Именно в этом настрое я впервые познакомился с сочинениями Ницше. "По ту сторону добра и зла" была первой из его книг, прочитанных мной. Метод его захватил меня, но в нем было и нечто отталкивающее. Ницше мне давался с трудом. Мне нравился его стиль, нравилась его смелость, но мне совершенно не нравилась его манера говорить о глубочайших проблемах, не погружаясь в них душой в сознательном духовном переживании. И все же мне казалось, что он говорит о многом, бесконечно близком мне по духовному переживанию. Я чувствовал, что близок ему в его борьбе, и ощущал потребность выразить эту близость. Ницше был для меня одним из самых трагических людей современности. И этот трагизм глубоко ощущающей человеческой души вытекал, по моему убеждению, из общей духовной атмосферы естественнонаучной эпохи. В таких переживаниях провел я последние годы моей венской жизни.

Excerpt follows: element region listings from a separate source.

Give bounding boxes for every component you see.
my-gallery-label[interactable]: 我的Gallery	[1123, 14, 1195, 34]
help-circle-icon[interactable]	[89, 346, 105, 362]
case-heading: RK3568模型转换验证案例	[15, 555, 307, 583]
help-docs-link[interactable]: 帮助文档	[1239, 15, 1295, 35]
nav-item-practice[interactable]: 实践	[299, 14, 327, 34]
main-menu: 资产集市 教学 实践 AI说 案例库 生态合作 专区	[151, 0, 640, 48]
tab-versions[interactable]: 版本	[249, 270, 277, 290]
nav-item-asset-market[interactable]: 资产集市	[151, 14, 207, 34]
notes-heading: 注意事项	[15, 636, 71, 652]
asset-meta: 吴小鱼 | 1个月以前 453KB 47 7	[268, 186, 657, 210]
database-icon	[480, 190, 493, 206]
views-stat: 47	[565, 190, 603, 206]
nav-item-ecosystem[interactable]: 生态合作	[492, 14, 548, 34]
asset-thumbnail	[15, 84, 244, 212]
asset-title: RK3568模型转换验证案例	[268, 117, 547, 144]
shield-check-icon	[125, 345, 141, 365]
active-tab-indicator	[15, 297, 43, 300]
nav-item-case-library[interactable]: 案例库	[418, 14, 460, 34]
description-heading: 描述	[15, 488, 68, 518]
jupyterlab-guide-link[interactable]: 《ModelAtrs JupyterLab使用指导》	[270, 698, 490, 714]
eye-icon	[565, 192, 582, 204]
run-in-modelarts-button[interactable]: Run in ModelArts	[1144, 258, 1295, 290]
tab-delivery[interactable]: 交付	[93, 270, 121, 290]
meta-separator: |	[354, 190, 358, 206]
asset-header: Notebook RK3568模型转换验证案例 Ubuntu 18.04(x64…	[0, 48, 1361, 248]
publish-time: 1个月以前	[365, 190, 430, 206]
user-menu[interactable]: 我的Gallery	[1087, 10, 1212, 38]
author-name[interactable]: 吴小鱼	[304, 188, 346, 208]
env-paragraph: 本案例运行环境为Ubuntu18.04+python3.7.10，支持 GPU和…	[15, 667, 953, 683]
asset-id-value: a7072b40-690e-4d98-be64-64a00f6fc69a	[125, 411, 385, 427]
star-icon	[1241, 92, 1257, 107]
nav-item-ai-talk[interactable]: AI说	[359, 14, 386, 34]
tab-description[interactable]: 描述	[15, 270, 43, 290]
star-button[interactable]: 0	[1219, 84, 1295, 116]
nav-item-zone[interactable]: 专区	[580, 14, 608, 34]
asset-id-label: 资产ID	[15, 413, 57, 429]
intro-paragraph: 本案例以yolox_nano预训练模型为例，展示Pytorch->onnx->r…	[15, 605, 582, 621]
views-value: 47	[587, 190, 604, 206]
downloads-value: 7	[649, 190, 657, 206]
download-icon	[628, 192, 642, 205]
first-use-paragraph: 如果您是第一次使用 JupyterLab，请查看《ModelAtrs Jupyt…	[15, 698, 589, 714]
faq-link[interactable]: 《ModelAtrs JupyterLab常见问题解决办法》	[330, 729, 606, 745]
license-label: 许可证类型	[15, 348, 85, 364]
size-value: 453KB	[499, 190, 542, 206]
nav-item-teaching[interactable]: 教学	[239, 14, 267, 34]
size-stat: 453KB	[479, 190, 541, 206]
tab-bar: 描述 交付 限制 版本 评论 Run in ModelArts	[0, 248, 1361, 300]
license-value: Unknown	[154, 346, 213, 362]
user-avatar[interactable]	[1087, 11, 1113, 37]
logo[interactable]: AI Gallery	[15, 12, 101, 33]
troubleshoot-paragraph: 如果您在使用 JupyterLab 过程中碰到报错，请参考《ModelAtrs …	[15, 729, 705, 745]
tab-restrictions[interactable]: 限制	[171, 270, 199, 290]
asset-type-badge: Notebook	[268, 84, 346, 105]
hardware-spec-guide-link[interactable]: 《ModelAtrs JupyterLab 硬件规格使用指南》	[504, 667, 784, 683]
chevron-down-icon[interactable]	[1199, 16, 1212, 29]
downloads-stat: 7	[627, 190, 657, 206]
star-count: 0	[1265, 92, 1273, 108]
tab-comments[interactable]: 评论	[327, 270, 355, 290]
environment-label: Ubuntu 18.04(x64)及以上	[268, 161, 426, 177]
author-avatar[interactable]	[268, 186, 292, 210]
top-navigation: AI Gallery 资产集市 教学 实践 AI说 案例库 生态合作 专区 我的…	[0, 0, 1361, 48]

Незадолго до окончания первого периода моей жизни мне представился случай посетить Будапешт и Тран-сильванию. Один из моих друзей, родом из Трансильва-нии, который все эти годы относился ко мне с редкой преданностью (о нем я уже упоминал), познакомил меня со многими своими земляками, проживающими в Вене. И вот к моему и так уже обширному кругу знакомых прибавился и круг трансильванцев. Среди последних были супруги Брейтенштейн[81], с которыми я подружился в то время и которые до сих пор относятся ко мне самым сердечным образом. Уже давно они занимают руководящее положение в Венском Антропософском обществе.
Благодаря общению с трансильванцами мне выпала возможность совершить путешествие в Будапешт. Столица Венгрии с ее столь отличным от Вены характером произвела на меня глубокое впечатление. Особую прелесть этому путешествию придавали очаровательная природа и встречи с полными темперамента и музыкально восприимчивыми людьми. Если смотреть из окна вагона, создается впечатление, что сама природа здесь по-особому поэтична и что люди, не обращая особого внимания на эту привычную для них поэзию природы, живут в ней под лад собственной, внутренней музыке сердца. И уже в Будапеште перед вами открывается мир, на который другие европейские народы взирают с большим участием, но который они не могут понять до конца. Темный фон, освещаемый мерцанием красок. Когда я стоял перед памятником Францу Деаку[82], сущность этого народа предстала моему взору как бы сконцентрированная в этом человеке. В голове создателя той Венгрии, которая существовала с 1867 по 1918 годы, жила твердая, гордая воля, действующая смело и без хитрости, но со стихийной непосредственностью. Я почувствовал, как субъективно верен для каждого венгра часто слышанный мной девиз: "Вне Венгрии нет жизни, а если и есть, то это уже другая жизнь".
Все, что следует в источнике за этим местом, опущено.